Salisbury est le deuxième album d'Uriah Heep et le groupe commence sérieusement à affirmer sa personnalité. On ne pourra bientôt plus les comparer à Deep Purple, même si quelques similitudes restent présentes, pour les titres les plus heavy ("Bird Of Prey") et les plus rock ("Time To Live"). Uriah Heep se démarque de Deep Purple surtout par son approche mélodique et par ses fabuleuses harmonies vocales. Mélodie semble être le mot d'ordre de cas gars là de toute façon, et en cela Uriah Heep va représenter une influence considérable pour des combos aussi divers que Queen (pour les choeurs), King Diamond (les vocalises haut perché de David Byron sont un modèle pour notre héros maquillé) et bien sûr, tous les groupes de metal qui se sont orienté vers le progressif (Rush, Dream Theater).
La diversité est de mise sur Salisbury. L'album est parfaitement équilibré entre les titres doux d'un côté et heavy de l'autre. "The Park" ferait presque office de berceuse, ses mélodies et ses claviers sont sublimes. "Lady In Black" est l'hymne acoustique le plus populaire d'Uriah Heep, un succès à reprendre en concert pour les choeurs. "Bird Of Prey" est le morceau heavy d'ouverture, un classique terriblement efficace, mais on sent que David Byron manquait encore d'un peu d'assurance pour ses montées dans les aiguës. "High Priestess" est le second morceau heavy et je trouve sa mélodie bien plus belle que sur "Bird Of Prey". Quant à "Time To Live", c'est juste un bon morceau de rock, avec le traditionnel orgue Hammond mêlé aux riffs très simples comme Deep Purple était capable d'en faire à l'époque, rien d'exceptionnel.
Ce disque ne serait rien sans la fabuleuse pièce épique, expérimentale et progressive "Salisbury". D'une durée de seize minutes, elle en dit long sur l'inventivité dont faisait preuve le groupe à cette époque. "Salisbury" peut paraître un brin pompeux puisque ce morceau est davantage à ranger aux cotés du Concerto de Jon Lord dans Deep Purple ou des albums solos grandioses de Rick Wakeman, le claviériste de Yes. Une preuve s'il en est que toutes les audaces étaient permises à cette époque, le groupe n'avait pas encore la pression de rester collé à un style spécifique et immédiatement reconnaissable.

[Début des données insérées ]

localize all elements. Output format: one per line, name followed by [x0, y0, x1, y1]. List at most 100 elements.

Au programme donc dans cette pièce, des cors et flûtes pour constituer un mini-orchestre, des montées en puissance régulières rondement menées par les guitares déjantées, une basse extrêmement mélodique, un David Byron magistral et un orgue Hammond qui, à aucun moment ne verse dans les traditionnels solos excessifs (il y a juste quelques passages jazzy bien puissants), ce qui aurait pu être le cas vu la durée du morceau. C'est bien une des qualités d'Uriah Heep, celle ne de ne pas souffrir du complexe du guitar-hero ou du musicien qui cherche à tout prix à se mettre en avant au détriment des autres. "Salisbury" est d'ailleurs assez instrumental, David Byron n'intervient qu'occasionnellement, mais alors quand il est là, attention, c'est la grande classe ! Des chansons comme celles-là, le groupe n'en fera pas deux ! Et il n'existe aucune autre chanson de ce style ayant été réalisé par des groupes de prog ; "Salisbury" est unique en son genre. La version remasterisée de l'album (celle de 2003, pas celle de 1996, Sanctuary étant les champions des remasterisations à répétition) contient d'ailleurs une version live at the BBC de "Salisbury".
Salisbury est historique à plus d'un titre puisque Uriah Heep est le premier groupe étiqueté heavy metal à avoir lancé le mélange heavy metal et rock progressif, ce qui sera repris plus tard et plus en profondeur par les Rush, Fates Warning et Dream Theater. Salisbury n'est peut-être pas le meilleur album d'Uriah Heep puisqu'il existe un petit fossé entre la pièce épique et les autres titres, plus conventionnels dans leur structure. Les musiciens étaient encore assez limités techniquement (Lee Kerslake et Gary Thain ne faisaient pas encore partie du groupe), ça manquait encore d'un peu de panache, le meilleur est à venir.